La question de la distinction entre **faute de service** et **faute personnelle détachable** est cruciale dans le cadre des violences commises par les forces de l'ordre. Si la faute n'est pas jugée "détachable", le juge pénal (judiciaire) se déclare incompétent pour statuer sur les dommages-intérêts, et la victime doit se tourner vers le tribunal administratif pour engager la responsabilité de l'État.
Voici les jurisprudences récentes et les principes stratégiques applicables à cette situation.
### 1. Jurisprudences récentes sur la compétence et la détachabilité
La Cour de cassation rappelle avec fermeté que le juge judiciaire ne peut pas indemniser une victime si la faute de l'agent n'est pas caractérisée comme "détachable du service".
* **[Cour de cassation, cr, 08/10/2024, n° 23-85.620](https://www.courdecassation.fr/decision/6704cb212f5f3246ff38140e) (Décision fournie en contexte) :**
Bien que cette affaire concerne du harcèlement moral, la chambre criminelle y réaffirme un principe fondamental : pour que le juge judiciaire soit compétent sur l'action civile, il ne suffit pas que l'acte soit sciemment perpétré ou qu'il dépasse le pouvoir de direction.

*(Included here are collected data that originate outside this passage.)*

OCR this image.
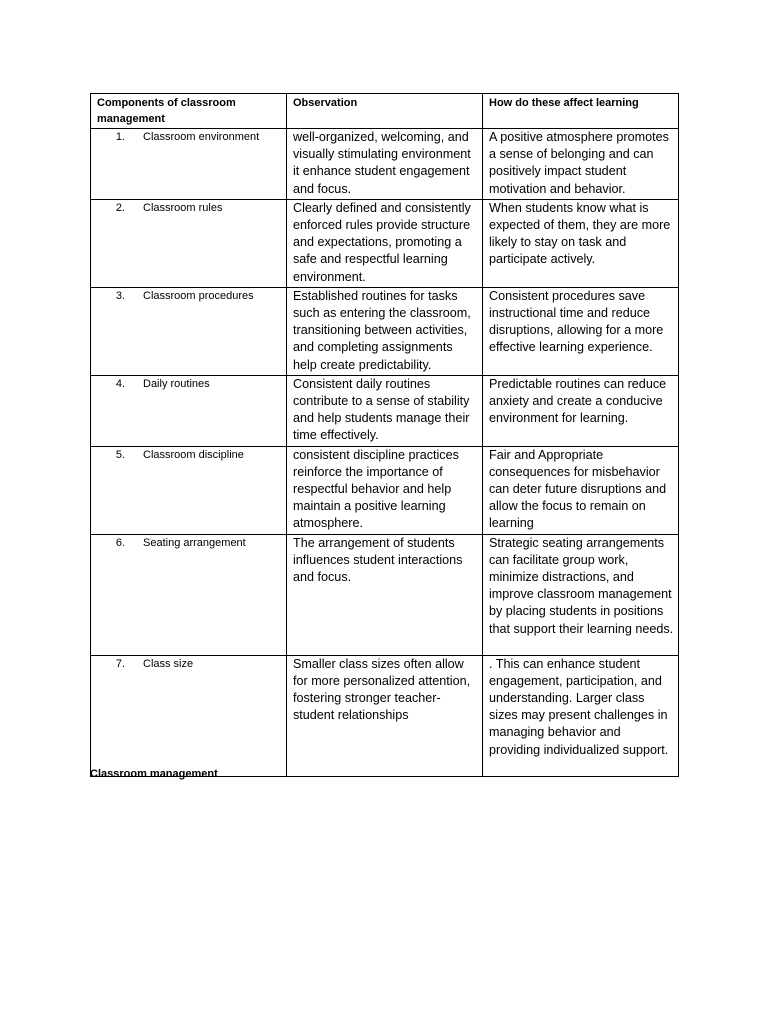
Components of classroom management	Observation	How do these affect learning
1. Classroom environment	well-organized, welcoming, and visually stimulating environment it enhance student engagement and focus.	A positive atmosphere promotes a sense of belonging and can positively impact student motivation and behavior.
2. Classroom rules	Clearly defined and consistently enforced rules provide structure and expectations, promoting a safe and respectful learning environment.	When students know what is expected of them, they are more likely to stay on task and participate actively.
3. Classroom procedures	Established routines for tasks such as entering the classroom, transitioning between activities, and completing assignments help create predictability.	Consistent procedures save instructional time and reduce disruptions, allowing for a more effective learning experience.
4. Daily routines	Consistent daily routines contribute to a sense of stability and help students manage their time effectively.	Predictable routines can reduce anxiety and create a conducive environment for learning.
5. Classroom discipline	consistent discipline practices reinforce the importance of respectful behavior and help maintain a positive learning atmosphere.	Fair and Appropriate consequences for misbehavior can deter future disruptions and allow the focus to remain on learning
6. Seating arrangement	The arrangement of students influences student interactions and focus.	Strategic seating arrangements can facilitate group work, minimize distractions, and improve classroom management by placing students in positions that support their learning needs.
7. Class size	Smaller class sizes often allow for more personalized attention, fostering stronger teacher-student relationships	. This can enhance student engagement, participation, and understanding. Larger class sizes may present challenges in managing behavior and providing individualized support.
Classroom management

Il faut que l'acte constitue un **"manquement volontaire et inexcusable à des obligations d'ordre professionnel et déontologique"**. Sans cette démonstration précise, la faute reste une faute de service, relevant de la juridiction administrative.
* **[Cour de cassation, cr, 15/03/2016, n° 14-87.237](https://www.courdecassation.fr/decision/5fd93e6a24928e245e917160) (Décision fournie en contexte) :**
La Cour rappelle que les tribunaux répressifs sont incompétents pour statuer sur la responsabilité d'une administration en raison d'un fait dommageable commis par l'un de ses agents, sauf si la faute est personnelle et détachable.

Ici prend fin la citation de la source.